I’m teaching Trademark Law (Fall) and Copyright Law (Spring), again relying on a short-papers-and-no-exams pedagogy that I have been refining over the last 10 years and that I wrote about once (see the paper here). For an introduction and overview, see this page. I am not a clinical teacher but feel strongly that other forms of experiential learning can succeed — and can do a pretty good job of preparing students for practice — even in “conventional” law school classrooms such as mine. Also, I loathe administering comprehensive end-of-semester law school exams. (I don’t mind the grading; grading exams takes much less time than grading short papers.  I just don’t see their pedagogical value.) I teach a seminar titled “Foundations of Intellectual Property Law” (Fall) that will again be organized around teaching students to write a “biography” of an older IP case, on the model used in the “IP Stories” book edited by Jane Ginsburg and Rochelle Dreyfuss. (The “Foundations” name is solely the product of a bit of marketing; the title “Advanced Intellectual Property Law” attracted fewer students.) I’m trying to give students practice in long-form research and writing that both may inspire them to really invest in IP as a career and encourage them to develop rhetorical and analytic skills through scholarship, other than contemporary law-review-style scholarship, that will suit them well as practitioners. Thanks to Frank Pasquale for this recent post, in which he remembered that I wrote about this interest of mine.

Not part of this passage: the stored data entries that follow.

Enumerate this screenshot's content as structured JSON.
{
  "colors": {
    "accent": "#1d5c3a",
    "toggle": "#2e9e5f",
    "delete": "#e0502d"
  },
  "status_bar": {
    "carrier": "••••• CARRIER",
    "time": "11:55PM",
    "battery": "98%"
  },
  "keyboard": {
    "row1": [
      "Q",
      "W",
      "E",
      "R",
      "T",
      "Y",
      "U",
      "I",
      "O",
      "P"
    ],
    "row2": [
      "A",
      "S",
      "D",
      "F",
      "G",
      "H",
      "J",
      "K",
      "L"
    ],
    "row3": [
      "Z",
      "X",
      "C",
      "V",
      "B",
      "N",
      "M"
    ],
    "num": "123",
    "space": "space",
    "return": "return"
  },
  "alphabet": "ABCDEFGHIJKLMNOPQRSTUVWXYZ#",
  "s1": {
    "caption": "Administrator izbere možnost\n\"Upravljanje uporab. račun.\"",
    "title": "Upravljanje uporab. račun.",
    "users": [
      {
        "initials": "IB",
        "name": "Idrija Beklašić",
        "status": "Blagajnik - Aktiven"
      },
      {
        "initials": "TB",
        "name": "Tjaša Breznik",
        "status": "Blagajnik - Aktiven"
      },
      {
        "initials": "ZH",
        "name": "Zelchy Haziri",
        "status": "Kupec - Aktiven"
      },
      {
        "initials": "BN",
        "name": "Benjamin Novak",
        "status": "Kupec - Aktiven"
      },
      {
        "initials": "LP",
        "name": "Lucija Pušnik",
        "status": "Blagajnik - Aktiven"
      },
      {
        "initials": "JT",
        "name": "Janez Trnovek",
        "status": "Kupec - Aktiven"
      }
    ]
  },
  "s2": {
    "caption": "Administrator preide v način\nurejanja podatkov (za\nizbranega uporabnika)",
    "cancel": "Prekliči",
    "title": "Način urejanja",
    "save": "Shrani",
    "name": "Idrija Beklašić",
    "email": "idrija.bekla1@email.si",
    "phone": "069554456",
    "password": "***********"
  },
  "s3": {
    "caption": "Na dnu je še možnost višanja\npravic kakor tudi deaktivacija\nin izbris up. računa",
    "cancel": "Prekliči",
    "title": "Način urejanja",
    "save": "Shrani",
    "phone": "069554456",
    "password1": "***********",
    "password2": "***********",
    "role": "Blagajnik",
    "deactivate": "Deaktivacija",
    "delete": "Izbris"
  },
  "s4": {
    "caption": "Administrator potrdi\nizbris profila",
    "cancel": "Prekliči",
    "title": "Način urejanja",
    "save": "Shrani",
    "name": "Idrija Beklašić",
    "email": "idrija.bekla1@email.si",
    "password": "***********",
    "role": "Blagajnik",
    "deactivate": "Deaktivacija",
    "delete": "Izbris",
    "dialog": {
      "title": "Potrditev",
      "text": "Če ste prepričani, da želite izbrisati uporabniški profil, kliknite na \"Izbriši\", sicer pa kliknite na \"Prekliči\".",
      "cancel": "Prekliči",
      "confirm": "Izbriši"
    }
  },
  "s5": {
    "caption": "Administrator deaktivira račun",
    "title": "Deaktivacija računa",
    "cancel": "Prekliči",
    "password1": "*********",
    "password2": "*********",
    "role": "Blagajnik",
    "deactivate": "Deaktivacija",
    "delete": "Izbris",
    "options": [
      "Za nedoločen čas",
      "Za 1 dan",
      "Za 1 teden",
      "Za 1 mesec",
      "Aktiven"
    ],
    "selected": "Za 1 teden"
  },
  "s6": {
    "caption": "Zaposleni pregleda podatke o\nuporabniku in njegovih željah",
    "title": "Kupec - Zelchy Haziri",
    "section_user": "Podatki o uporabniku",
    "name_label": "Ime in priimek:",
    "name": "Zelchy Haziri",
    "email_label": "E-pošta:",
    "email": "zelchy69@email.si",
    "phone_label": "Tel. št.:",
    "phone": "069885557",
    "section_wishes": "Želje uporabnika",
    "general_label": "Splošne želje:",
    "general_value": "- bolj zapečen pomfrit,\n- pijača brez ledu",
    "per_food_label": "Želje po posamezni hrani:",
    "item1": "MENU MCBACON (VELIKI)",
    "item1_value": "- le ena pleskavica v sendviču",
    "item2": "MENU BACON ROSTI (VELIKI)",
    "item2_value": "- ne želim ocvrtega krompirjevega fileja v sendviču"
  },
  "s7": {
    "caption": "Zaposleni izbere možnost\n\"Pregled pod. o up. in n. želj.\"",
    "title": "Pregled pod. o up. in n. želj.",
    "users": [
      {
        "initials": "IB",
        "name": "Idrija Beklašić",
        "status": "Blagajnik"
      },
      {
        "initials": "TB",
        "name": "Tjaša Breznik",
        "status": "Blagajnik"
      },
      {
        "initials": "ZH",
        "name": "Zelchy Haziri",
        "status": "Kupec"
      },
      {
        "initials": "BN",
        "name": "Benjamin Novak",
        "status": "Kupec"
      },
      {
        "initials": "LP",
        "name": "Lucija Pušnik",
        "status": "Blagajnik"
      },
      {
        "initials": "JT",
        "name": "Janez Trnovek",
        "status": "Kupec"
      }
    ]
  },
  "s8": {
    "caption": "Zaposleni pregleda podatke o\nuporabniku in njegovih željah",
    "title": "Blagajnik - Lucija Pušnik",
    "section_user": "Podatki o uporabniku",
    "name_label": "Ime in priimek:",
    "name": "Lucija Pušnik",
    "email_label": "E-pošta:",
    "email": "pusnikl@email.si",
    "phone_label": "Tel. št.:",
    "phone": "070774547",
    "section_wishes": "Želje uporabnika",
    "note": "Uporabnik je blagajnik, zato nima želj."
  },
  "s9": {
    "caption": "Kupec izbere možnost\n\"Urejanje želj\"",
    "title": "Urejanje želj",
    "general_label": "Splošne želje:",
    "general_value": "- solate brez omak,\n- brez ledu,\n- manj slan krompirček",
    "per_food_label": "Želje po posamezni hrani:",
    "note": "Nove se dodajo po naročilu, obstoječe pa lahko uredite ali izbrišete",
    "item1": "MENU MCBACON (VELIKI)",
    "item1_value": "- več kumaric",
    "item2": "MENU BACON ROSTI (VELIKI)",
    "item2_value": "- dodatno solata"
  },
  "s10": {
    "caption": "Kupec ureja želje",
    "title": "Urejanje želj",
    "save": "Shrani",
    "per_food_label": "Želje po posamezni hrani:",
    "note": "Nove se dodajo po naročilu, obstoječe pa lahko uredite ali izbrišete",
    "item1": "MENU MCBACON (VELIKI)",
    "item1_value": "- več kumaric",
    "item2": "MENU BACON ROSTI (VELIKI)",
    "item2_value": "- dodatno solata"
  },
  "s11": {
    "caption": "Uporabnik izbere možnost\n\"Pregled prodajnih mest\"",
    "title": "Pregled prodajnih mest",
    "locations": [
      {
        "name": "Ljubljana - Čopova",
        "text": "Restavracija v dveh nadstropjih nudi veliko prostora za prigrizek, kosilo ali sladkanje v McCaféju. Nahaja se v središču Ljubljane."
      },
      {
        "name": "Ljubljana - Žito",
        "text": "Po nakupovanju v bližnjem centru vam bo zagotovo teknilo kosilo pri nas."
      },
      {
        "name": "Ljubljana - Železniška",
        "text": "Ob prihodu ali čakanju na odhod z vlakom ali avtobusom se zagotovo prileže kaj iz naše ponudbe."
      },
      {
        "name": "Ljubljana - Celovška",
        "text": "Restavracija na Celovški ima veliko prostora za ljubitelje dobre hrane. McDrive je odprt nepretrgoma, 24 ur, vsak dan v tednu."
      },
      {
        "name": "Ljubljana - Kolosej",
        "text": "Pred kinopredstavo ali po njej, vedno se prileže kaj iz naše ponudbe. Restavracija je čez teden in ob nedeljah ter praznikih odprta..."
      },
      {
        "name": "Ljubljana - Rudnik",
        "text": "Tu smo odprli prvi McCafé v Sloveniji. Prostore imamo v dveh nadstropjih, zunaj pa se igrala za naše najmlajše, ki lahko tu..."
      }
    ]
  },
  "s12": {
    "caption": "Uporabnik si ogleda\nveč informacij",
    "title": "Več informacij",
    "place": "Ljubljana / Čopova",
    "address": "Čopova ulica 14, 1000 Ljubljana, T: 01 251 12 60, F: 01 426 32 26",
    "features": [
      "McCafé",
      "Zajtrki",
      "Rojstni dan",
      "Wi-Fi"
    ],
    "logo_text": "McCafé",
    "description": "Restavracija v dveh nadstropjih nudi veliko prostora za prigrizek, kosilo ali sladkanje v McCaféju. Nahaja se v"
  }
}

There are things that I’d like to do more of but haven’t yet approached.  I’ve been toying for a couple of years with flipping my Copyright and Trademark classrooms in part, documenting much of the “propositional” teaching and learning via podcasts and videos for students to experience on their own and spending even more time than I do currently on working in class on complex multi-agent problems, simulations, and hypotheticals.  Occasional class cancellations may give me some opportunities to do that on an ad hoc basis, but it might be sensible in the future to structure much of each course around that idea.  And I haven’t yet had the courage or the time to pursue something that’s been in the back of my mind for some time:  Replacing these two introductory courses with a two-course sequence on what I might call “Innovation Law,” walking students through common themes (for example, investment and appropriation; innovation and creativity; intermediaries; transactions; remedies; intersections with commercial law and competition law; political economy) as expressed similarly and differently through patent, copyright, trademark, and some other related bodies of law (trade secrecy, perhaps, and design rights).

1 thought on “The New Year Begins …”

  1. As someone whose IPSC paper was at a stage definitely falling in the “not ready for prime time” category, let me just say how much I appreciated the chance to get feedback and advice from you and the other senior scholars who are generous enough to keep showing up.